Mr. Lewis was discussed frequently in “Tiger King,” and Sheriff Chronister hoped he could tap into the online frenzy to generate new leads in a case that had been dormant for years.

“These last 48 hours have been crazy. Crazy!” said Mr. Chronister, the fourth sheriff to preside over the case. “We are hoping we can bring some justice and closure to the Lewis family.”

Joe Exotic, a tiger breeder whose real name is Joseph Maldonado-Passage, is now in a federal prison cell in Texas, sentenced to 22 years for an unsuccessful scheme to kill the animal activist Carole Baskin, and for killing five tiger cubs. He was reportedly enraged that Ms. Baskin, who was married to Mr. Lewis and an outspoken critic of Mr. Maldonado-Passage, had won a million-dollar civil judgment against him for trademark infringement.

“The series was entertaining and intriguing and interesting,” Sheriff Chronister said. “It prompted me to want to take a more in-depth look.”

The case was never officially closed, but the last time anything significant happened was in 2011, when the police asked Ms. Baskin to take a polygraph. She refused.

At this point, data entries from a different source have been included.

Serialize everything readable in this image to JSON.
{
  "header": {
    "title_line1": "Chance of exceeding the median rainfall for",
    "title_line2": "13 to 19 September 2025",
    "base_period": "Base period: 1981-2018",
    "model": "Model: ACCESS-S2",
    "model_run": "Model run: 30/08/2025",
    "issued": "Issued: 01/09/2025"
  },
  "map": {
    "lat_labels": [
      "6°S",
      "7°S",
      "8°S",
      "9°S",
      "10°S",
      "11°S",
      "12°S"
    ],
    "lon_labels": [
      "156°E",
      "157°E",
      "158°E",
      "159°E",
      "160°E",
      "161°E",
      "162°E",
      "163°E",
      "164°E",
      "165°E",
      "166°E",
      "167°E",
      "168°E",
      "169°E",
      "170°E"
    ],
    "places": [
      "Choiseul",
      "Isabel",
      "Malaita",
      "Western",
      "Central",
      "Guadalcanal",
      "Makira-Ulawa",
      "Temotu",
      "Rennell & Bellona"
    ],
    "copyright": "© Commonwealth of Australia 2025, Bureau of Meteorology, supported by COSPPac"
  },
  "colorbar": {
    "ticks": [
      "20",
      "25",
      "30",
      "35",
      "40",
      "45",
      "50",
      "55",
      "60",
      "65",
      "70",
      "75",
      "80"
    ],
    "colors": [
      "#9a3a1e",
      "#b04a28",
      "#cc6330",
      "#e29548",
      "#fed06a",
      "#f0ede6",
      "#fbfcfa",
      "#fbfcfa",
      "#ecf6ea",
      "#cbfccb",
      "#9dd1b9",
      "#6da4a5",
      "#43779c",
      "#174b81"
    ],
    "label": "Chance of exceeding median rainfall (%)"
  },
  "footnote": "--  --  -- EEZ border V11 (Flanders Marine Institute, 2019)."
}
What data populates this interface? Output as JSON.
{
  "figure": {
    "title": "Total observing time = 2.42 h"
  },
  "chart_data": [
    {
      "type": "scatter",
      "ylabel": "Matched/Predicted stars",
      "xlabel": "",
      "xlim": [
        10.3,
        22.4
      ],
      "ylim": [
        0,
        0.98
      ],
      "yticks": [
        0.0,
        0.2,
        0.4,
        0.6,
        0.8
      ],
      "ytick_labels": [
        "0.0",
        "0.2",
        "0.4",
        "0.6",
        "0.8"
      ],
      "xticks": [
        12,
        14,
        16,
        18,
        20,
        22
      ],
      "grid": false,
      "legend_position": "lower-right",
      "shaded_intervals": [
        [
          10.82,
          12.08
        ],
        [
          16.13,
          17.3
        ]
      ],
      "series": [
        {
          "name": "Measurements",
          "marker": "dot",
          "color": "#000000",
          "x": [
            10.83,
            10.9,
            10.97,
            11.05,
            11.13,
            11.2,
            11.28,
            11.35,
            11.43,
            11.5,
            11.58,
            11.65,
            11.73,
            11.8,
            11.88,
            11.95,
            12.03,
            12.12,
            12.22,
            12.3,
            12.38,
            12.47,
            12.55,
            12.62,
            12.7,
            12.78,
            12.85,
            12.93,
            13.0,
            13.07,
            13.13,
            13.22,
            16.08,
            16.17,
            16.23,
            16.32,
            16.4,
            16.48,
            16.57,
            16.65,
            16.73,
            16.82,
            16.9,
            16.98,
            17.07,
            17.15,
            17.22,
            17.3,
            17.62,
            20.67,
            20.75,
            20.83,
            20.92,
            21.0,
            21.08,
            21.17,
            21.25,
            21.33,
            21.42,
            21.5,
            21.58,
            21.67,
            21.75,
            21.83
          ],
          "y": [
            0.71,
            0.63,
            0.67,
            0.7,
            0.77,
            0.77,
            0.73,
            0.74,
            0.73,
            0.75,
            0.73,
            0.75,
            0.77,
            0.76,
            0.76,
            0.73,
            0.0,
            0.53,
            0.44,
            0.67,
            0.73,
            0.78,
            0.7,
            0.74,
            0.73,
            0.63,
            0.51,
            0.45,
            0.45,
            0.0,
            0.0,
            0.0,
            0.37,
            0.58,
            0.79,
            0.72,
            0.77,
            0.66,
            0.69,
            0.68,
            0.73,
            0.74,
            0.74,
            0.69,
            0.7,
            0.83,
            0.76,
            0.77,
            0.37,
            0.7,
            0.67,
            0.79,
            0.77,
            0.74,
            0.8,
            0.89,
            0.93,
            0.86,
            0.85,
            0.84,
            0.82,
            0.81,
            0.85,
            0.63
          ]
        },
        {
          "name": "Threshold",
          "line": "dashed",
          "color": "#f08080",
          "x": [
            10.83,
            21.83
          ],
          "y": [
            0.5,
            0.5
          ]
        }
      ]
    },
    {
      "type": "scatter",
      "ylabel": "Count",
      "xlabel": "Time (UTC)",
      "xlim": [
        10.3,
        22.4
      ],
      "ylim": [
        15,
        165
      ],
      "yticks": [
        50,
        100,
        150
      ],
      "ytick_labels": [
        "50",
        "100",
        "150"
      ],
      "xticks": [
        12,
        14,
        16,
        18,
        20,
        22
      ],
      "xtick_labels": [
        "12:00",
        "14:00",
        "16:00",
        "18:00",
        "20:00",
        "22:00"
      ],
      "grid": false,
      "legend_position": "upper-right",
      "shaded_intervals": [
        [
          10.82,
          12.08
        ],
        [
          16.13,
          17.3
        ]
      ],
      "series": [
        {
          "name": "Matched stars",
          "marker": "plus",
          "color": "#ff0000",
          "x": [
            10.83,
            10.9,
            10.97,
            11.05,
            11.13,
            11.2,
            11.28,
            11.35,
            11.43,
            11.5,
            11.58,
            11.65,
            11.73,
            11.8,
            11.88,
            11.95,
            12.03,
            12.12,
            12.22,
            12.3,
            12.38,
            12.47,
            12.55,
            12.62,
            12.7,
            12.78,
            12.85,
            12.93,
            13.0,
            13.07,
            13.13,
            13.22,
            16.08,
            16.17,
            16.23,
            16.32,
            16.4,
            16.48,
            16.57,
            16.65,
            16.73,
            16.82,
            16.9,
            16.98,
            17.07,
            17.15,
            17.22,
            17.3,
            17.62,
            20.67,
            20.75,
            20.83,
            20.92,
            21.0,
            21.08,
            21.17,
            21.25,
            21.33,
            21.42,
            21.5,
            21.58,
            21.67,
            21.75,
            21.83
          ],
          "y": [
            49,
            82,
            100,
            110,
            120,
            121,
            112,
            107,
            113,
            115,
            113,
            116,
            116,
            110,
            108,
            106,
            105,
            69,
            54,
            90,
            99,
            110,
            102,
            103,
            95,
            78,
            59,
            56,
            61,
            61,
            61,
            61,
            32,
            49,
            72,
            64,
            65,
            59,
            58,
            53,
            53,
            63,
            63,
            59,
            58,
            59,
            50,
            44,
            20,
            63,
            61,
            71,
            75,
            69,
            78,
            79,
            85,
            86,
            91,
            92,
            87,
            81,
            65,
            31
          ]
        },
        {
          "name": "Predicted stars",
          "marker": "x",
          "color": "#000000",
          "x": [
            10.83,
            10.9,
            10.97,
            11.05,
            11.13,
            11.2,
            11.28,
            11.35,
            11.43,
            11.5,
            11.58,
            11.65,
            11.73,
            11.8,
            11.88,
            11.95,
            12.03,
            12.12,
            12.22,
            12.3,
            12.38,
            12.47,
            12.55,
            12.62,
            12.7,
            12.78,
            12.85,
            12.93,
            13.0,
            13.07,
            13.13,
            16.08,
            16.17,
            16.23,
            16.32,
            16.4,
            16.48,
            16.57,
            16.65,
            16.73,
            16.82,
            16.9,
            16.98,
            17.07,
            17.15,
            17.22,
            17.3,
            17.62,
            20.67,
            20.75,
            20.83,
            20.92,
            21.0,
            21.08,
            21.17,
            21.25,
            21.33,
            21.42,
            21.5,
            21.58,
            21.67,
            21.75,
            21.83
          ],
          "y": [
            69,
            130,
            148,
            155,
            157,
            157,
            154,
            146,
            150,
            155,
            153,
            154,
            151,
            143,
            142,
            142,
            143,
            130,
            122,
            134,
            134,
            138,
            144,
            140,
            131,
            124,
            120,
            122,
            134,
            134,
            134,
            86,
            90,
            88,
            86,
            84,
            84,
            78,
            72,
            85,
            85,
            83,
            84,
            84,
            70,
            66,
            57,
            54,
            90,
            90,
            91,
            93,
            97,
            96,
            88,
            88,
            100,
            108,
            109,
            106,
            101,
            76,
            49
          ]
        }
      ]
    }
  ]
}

The documentary series was released on March 20, as authorities across the country were pleading with people to stay home and blunt the spread of the coronavirus. With newfound time and plenty of restlessness, viewers did not take long to make “Tiger King” a pop culture fixation.

Soon, tips started trickling into the sheriff’s department. Since last week, the department has received an average of six tips a day, the sheriff said, but none have been credible.

Most callers offer theories on who they think is responsible for Mr. Lewis’s disappearance. Many think he was killed.

“We still have it labeled a missing persons case,” Sheriff Chronister said. “We don’t have any type of evidence, not one piece, that suggests that he was killed.”

Sheriff Chronister has met with homicide supervisors and assigned a detective supervisor to cull through the tips. The police have not spoken with Ms. Baskin, who denies any role in the disappearance.

Mr. Lewis left his home on Aug. 18, 1997, never to be heard from again. The next day, police officers found his van at a private airport, the beginning of a hunt that carried investigators from the 69-acre wildlife sanctuary he ran with Ms. Baskin to Costa Rica, where Mr. Lewis owned a 200-acre park.

His disappearance sparked all kinds of rumors, Mr. Maldonado-Passage’s theories among the most pointed. He repeatedly accused Ms. Baskin of killing her husband and of possibly feeding his body to the cats.

But for the most part, the case went quiet. Then came “Tiger King.”